The south-eastern corner of New Zealand's South Island is perhaps the least explored part of the country. Its largest settlement is Dunedin, an attractive and welcoming place with strong Scottish roots. The nearby Otago Peninsula is home to rare marine species and seabirds, some of which are found in greater numbers here than anywhere else in the world.
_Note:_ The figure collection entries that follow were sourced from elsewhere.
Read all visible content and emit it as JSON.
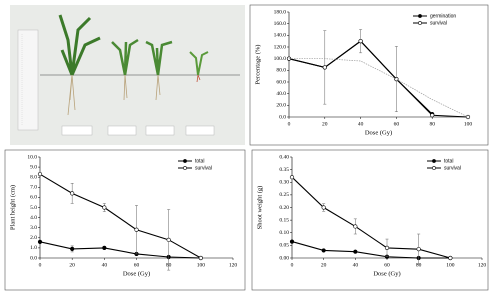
{
  "chart_data": [
    {
      "type": "line",
      "y_label": "Percentage (%)",
      "x_label": "Dose (Gy)",
      "x": [
        0,
        20,
        40,
        60,
        80,
        100
      ],
      "xlim": [
        0,
        100
      ],
      "xticks": [
        0,
        20,
        40,
        60,
        80,
        100
      ],
      "ylim": [
        0,
        180
      ],
      "yticks": [
        {
          "value": 0,
          "label": "0.0"
        },
        {
          "value": 20,
          "label": "20.0"
        },
        {
          "value": 40,
          "label": "40.0"
        },
        {
          "value": 60,
          "label": "60.0"
        },
        {
          "value": 80,
          "label": "80.0"
        },
        {
          "value": 100,
          "label": "100.0"
        },
        {
          "value": 120,
          "label": "120.0"
        },
        {
          "value": 140,
          "label": "140.0"
        },
        {
          "value": 160,
          "label": "160.0"
        },
        {
          "value": 180,
          "label": "180.0"
        }
      ],
      "legend": "upper right",
      "series": [
        {
          "name": "germination",
          "color": "#000000",
          "marker": "filled",
          "values": [
            100,
            85,
            130,
            65,
            5,
            null
          ],
          "errors": [
            null,
            null,
            null,
            null,
            null,
            null
          ]
        },
        {
          "name": "survival",
          "color": "#000000",
          "marker": "open",
          "values": [
            100,
            85,
            130,
            65,
            3,
            0
          ],
          "errors": [
            null,
            63,
            20,
            56,
            null,
            null
          ]
        },
        {
          "color": "#9a9a9a",
          "marker": "none",
          "dashed": true,
          "values": [
            100,
            100,
            96,
            65,
            30,
            0
          ]
        }
      ]
    },
    {
      "type": "line",
      "y_label": "Plant height (cm)",
      "x_label": "Dose (Gy)",
      "x": [
        0,
        20,
        40,
        60,
        80,
        100
      ],
      "xlim": [
        0,
        120
      ],
      "xticks": [
        0,
        20,
        40,
        60,
        80,
        100,
        120
      ],
      "ylim": [
        0,
        10
      ],
      "yticks": [
        {
          "value": 0,
          "label": "0.0"
        },
        {
          "value": 1,
          "label": "1.0"
        },
        {
          "value": 2,
          "label": "2.0"
        },
        {
          "value": 3,
          "label": "3.0"
        },
        {
          "value": 4,
          "label": "4.0"
        },
        {
          "value": 5,
          "label": "5.0"
        },
        {
          "value": 6,
          "label": "6.0"
        },
        {
          "value": 7,
          "label": "7.0"
        },
        {
          "value": 8,
          "label": "8.0"
        },
        {
          "value": 9,
          "label": "9.0"
        },
        {
          "value": 10,
          "label": "10.0"
        }
      ],
      "legend": "upper right",
      "series": [
        {
          "name": "total",
          "color": "#000000",
          "marker": "filled",
          "values": [
            1.6,
            0.9,
            1.0,
            0.4,
            0.1,
            0
          ],
          "errors": [
            null,
            0.3,
            0.15,
            null,
            null,
            null
          ]
        },
        {
          "name": "survival",
          "color": "#000000",
          "marker": "open",
          "values": [
            8.3,
            6.4,
            5.0,
            2.8,
            1.8,
            0
          ],
          "errors": [
            null,
            1.0,
            0.4,
            2.4,
            3.0,
            null
          ]
        }
      ]
    },
    {
      "type": "line",
      "y_label": "Shoot weight (g)",
      "x_label": "Dose (Gy)",
      "x": [
        0,
        20,
        40,
        60,
        80,
        100
      ],
      "xlim": [
        0,
        120
      ],
      "xticks": [
        0,
        20,
        40,
        60,
        80,
        100,
        120
      ],
      "ylim": [
        0,
        0.4
      ],
      "yticks": [
        {
          "value": 0,
          "label": "0.00"
        },
        0.05,
        {
          "value": 0.1,
          "label": "0.10"
        },
        0.15,
        {
          "value": 0.2,
          "label": "0.20"
        },
        0.25,
        {
          "value": 0.3,
          "label": "0.30"
        },
        0.35,
        {
          "value": 0.4,
          "label": "0.40"
        }
      ],
      "legend": "upper right",
      "series": [
        {
          "name": "total",
          "color": "#000000",
          "marker": "filled",
          "values": [
            0.065,
            0.03,
            0.025,
            0.005,
            0,
            0
          ],
          "errors": [
            null,
            null,
            null,
            null,
            null,
            null
          ]
        },
        {
          "name": "survival",
          "color": "#000000",
          "marker": "open",
          "values": [
            0.32,
            0.2,
            0.125,
            0.04,
            0.035,
            0
          ],
          "errors": [
            null,
            0.015,
            0.03,
            0.035,
            0.06,
            null
          ]
        }
      ]
    }
  ]
}
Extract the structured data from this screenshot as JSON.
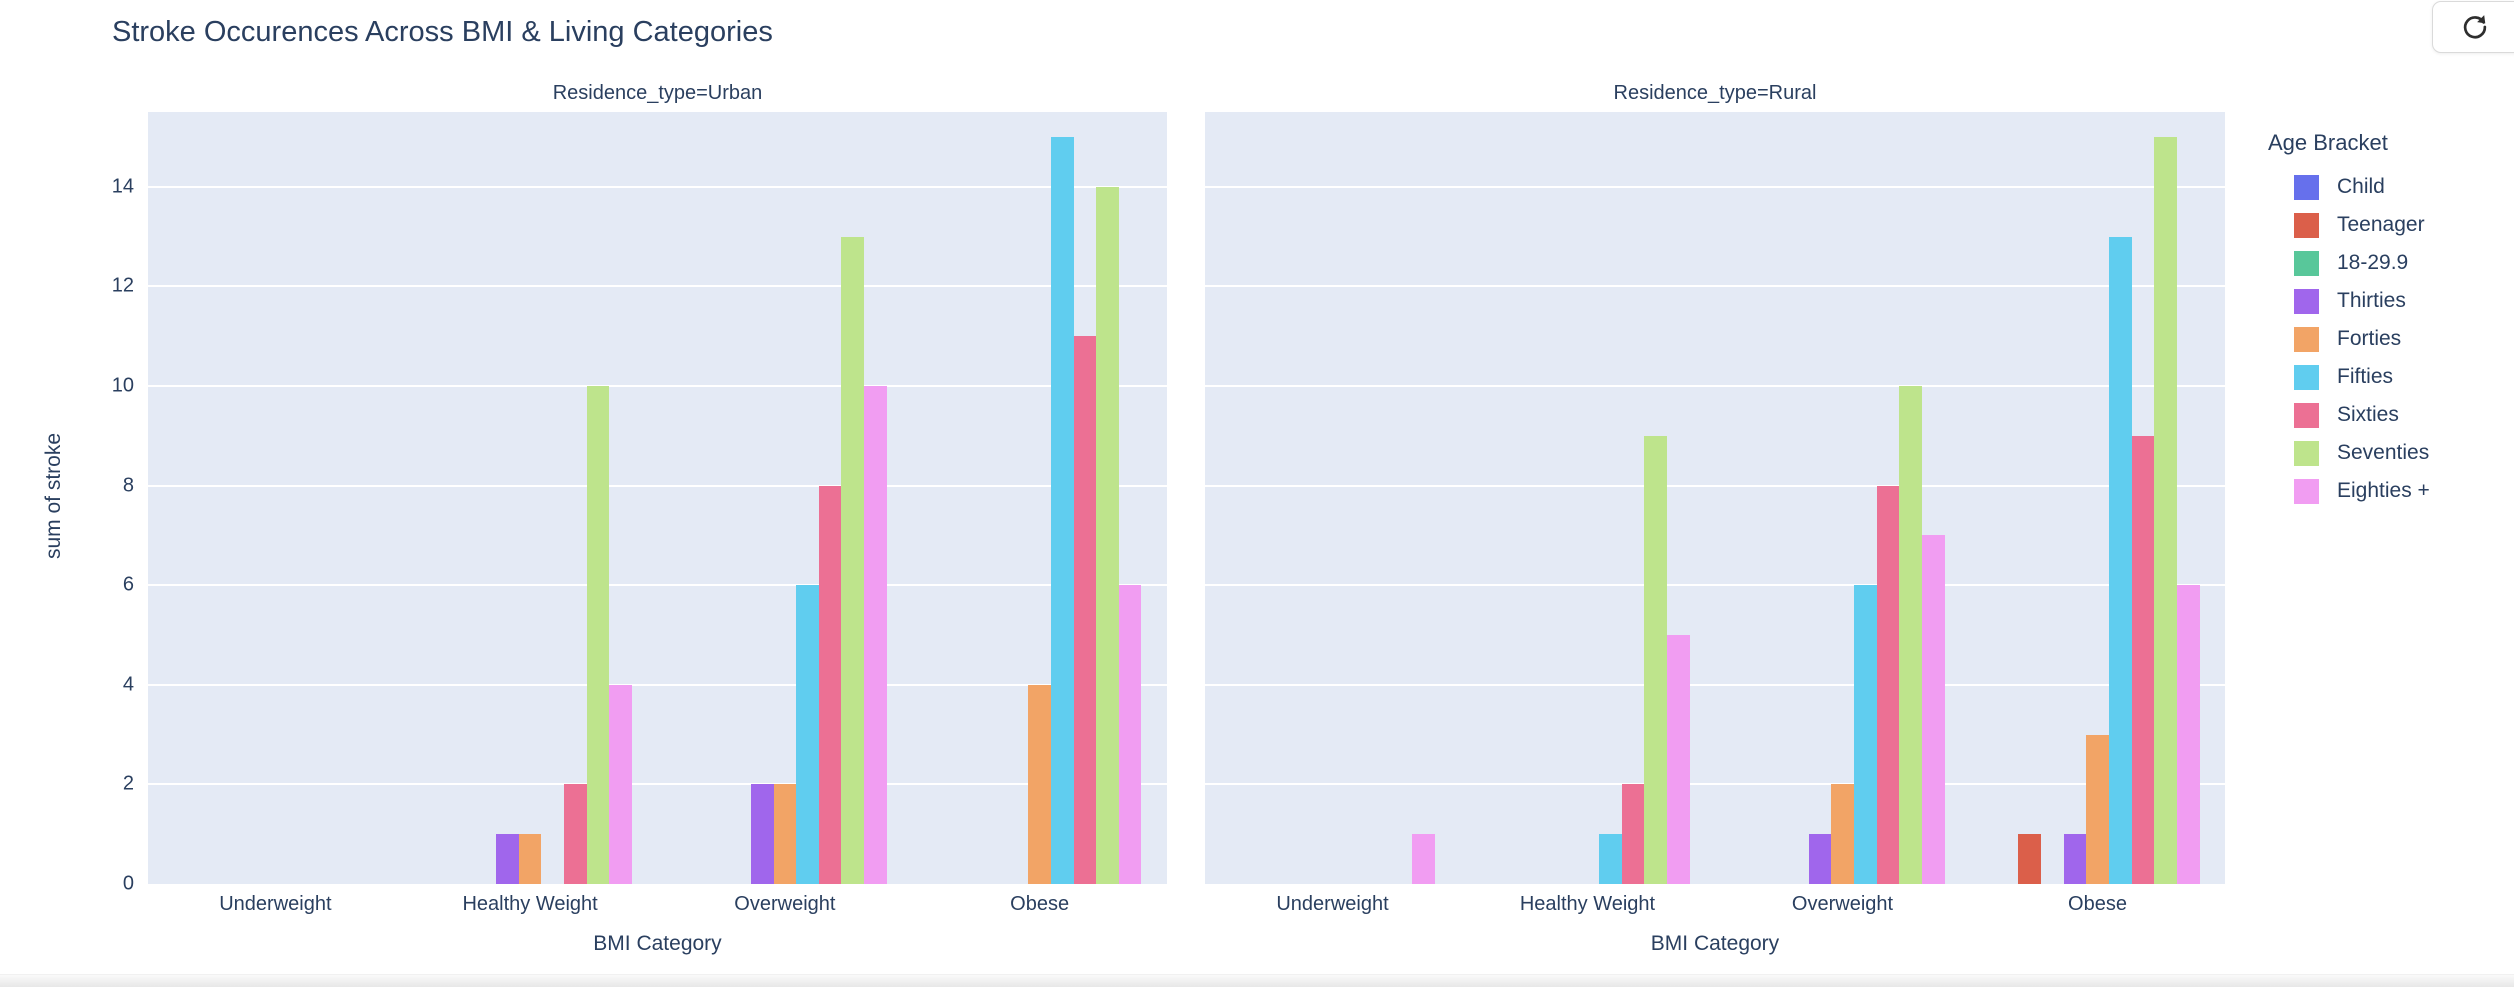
{
  "page": {
    "refresh_button": {
      "icon": "refresh-icon"
    }
  },
  "chart_data": {
    "type": "bar",
    "title": "Stroke Occurences Across BMI & Living Categories",
    "xlabel": "BMI Category",
    "ylabel": "sum of stroke",
    "legend_title": "Age Bracket",
    "legend_position": "right",
    "grid": true,
    "plot_bg": "#E4EAF5",
    "text_color": "#2a3f5f",
    "ylim": [
      0,
      15.5
    ],
    "yticks": [
      0,
      2,
      4,
      6,
      8,
      10,
      12,
      14
    ],
    "categories": [
      "Underweight",
      "Healthy Weight",
      "Overweight",
      "Obese"
    ],
    "facets": [
      {
        "label": "Residence_type=Urban"
      },
      {
        "label": "Residence_type=Rural"
      }
    ],
    "series": [
      {
        "name": "Child",
        "color": "#6670EC",
        "values_by_facet": [
          [
            0,
            0,
            0,
            0
          ],
          [
            0,
            0,
            0,
            0
          ]
        ]
      },
      {
        "name": "Teenager",
        "color": "#DB5F4A",
        "values_by_facet": [
          [
            0,
            0,
            0,
            0
          ],
          [
            0,
            0,
            0,
            1
          ]
        ]
      },
      {
        "name": "18-29.9",
        "color": "#58C79A",
        "values_by_facet": [
          [
            0,
            0,
            0,
            0
          ],
          [
            0,
            0,
            0,
            0
          ]
        ]
      },
      {
        "name": "Thirties",
        "color": "#A066EC",
        "values_by_facet": [
          [
            0,
            1,
            2,
            0
          ],
          [
            0,
            0,
            1,
            1
          ]
        ]
      },
      {
        "name": "Forties",
        "color": "#F2A466",
        "values_by_facet": [
          [
            0,
            1,
            2,
            4
          ],
          [
            0,
            0,
            2,
            3
          ]
        ]
      },
      {
        "name": "Fifties",
        "color": "#60CDEF",
        "values_by_facet": [
          [
            0,
            0,
            6,
            15
          ],
          [
            0,
            1,
            6,
            13
          ]
        ]
      },
      {
        "name": "Sixties",
        "color": "#EC7094",
        "values_by_facet": [
          [
            0,
            2,
            8,
            11
          ],
          [
            0,
            2,
            8,
            9
          ]
        ]
      },
      {
        "name": "Seventies",
        "color": "#BEE48C",
        "values_by_facet": [
          [
            0,
            10,
            13,
            14
          ],
          [
            0,
            9,
            10,
            15
          ]
        ]
      },
      {
        "name": "Eighties +",
        "color": "#F19DF2",
        "values_by_facet": [
          [
            0,
            4,
            10,
            6
          ],
          [
            1,
            5,
            7,
            6
          ]
        ]
      }
    ]
  }
}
Otago's main city was once New Zealand's largest. And, the influence of its Scottish founders can be seen in its Gothic-revival architecture and the names of its streets and suburbs. In fact, Dunedin itself wad the old name for Edinburgh. Today, you'll find a city full of creativity, thanks in part to the University of Otago – New Zealand's oldest – whose students create a youthful buzz. The city's central plaza, the Octagon, is home to the impressive St Paul's Cathedral and Dunedin Public Art Gallery, which houses centuries-spanning collections from local and international artists alike. And, just a short hop from the city, you'll find a beautiful and varied coastline with good surf and swimming beaches as well as swathes of open countryside.
The Octagon, Dunedin
Visit the Otago Peninsula
This hilly peninsula to the east of Dunedin is one of New Zealand's most impressive wildlife hotspots. Species here include the little penguin, hooker sea lions, elephant and fur seals and the endangered, and the wonderfully named, hoiho. The real stars however are the royal albatrosses, which can be spotted soaring above Taiaroa Head. These magnificent birds, with a wingspan of between two and three metres, usually breed on offshore islands, making the Otago Peninsula the only mainland albatross breeding colony in the world.